Final answer:
The mass of the second child on the seesaw required for equilibrium is 22.5 kg, and the normal force acting at the pivot point with the given masses of the children and seesaw is 695 N. Option c is the correct answer.
Step-by-step explanation:
Finding the Mass of the Second Child on a Seesaw
To solve the first problem about the seesaw in equilibrium, we need to utilize the principle of moments. The torque produced by the first child sitting 1.50m from the center must be equal to the torque produced by the second child sitting at the other end.
This is based on the equation τ= r × F, where τ is the torque, r is the distance from the pivot, and F is the force due to the child's weight.
So, for the first child, we have τ1 = 1.50m × 30.0kg × 9.8m/s2, and for the second child, τ2 = 4.00m/2 × m2× 9.8m/s2, where m2 is the unknown mass. Setting τ1 equal to τ2 and solving for m2 gives us m2 = (1.50m × 30.0kg) / (2.00m) = 22.5 kg. Hence, the correct option is 22.5 kg.

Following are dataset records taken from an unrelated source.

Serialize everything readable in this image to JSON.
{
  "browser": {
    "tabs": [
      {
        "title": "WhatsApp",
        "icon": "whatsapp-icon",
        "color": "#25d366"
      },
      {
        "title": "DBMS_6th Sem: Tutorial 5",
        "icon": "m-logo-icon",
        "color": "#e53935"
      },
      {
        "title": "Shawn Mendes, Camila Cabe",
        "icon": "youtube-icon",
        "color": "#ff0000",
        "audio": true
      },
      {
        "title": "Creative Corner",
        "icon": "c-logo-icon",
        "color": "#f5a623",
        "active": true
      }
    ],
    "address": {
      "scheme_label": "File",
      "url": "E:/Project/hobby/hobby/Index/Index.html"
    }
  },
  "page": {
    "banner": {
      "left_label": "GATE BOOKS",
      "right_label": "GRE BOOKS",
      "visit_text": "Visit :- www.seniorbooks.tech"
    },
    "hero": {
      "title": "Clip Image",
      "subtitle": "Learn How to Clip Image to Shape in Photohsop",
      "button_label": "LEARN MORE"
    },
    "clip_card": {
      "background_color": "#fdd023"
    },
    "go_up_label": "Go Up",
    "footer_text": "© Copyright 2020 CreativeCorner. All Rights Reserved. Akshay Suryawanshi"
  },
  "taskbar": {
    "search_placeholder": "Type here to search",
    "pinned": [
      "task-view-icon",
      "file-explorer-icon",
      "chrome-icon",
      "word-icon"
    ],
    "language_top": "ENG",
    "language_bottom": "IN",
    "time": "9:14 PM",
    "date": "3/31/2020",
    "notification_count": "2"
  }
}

Calculating the Normal Force at the Pivot Point
For the second problem, we again apply the equilibrium conditions. The total torque around the pivot is zero, and the normal force Fp at the pivot must balance the gravitational forces of both children and the seesaw.
Hence, Fp = (m1+ m2 + mseesaw) × g. Substituting the values, we get Fp = (33.333kg + 25kg + 12.5kg) × 9.8m/s2 = 695 N, which is the correct answer.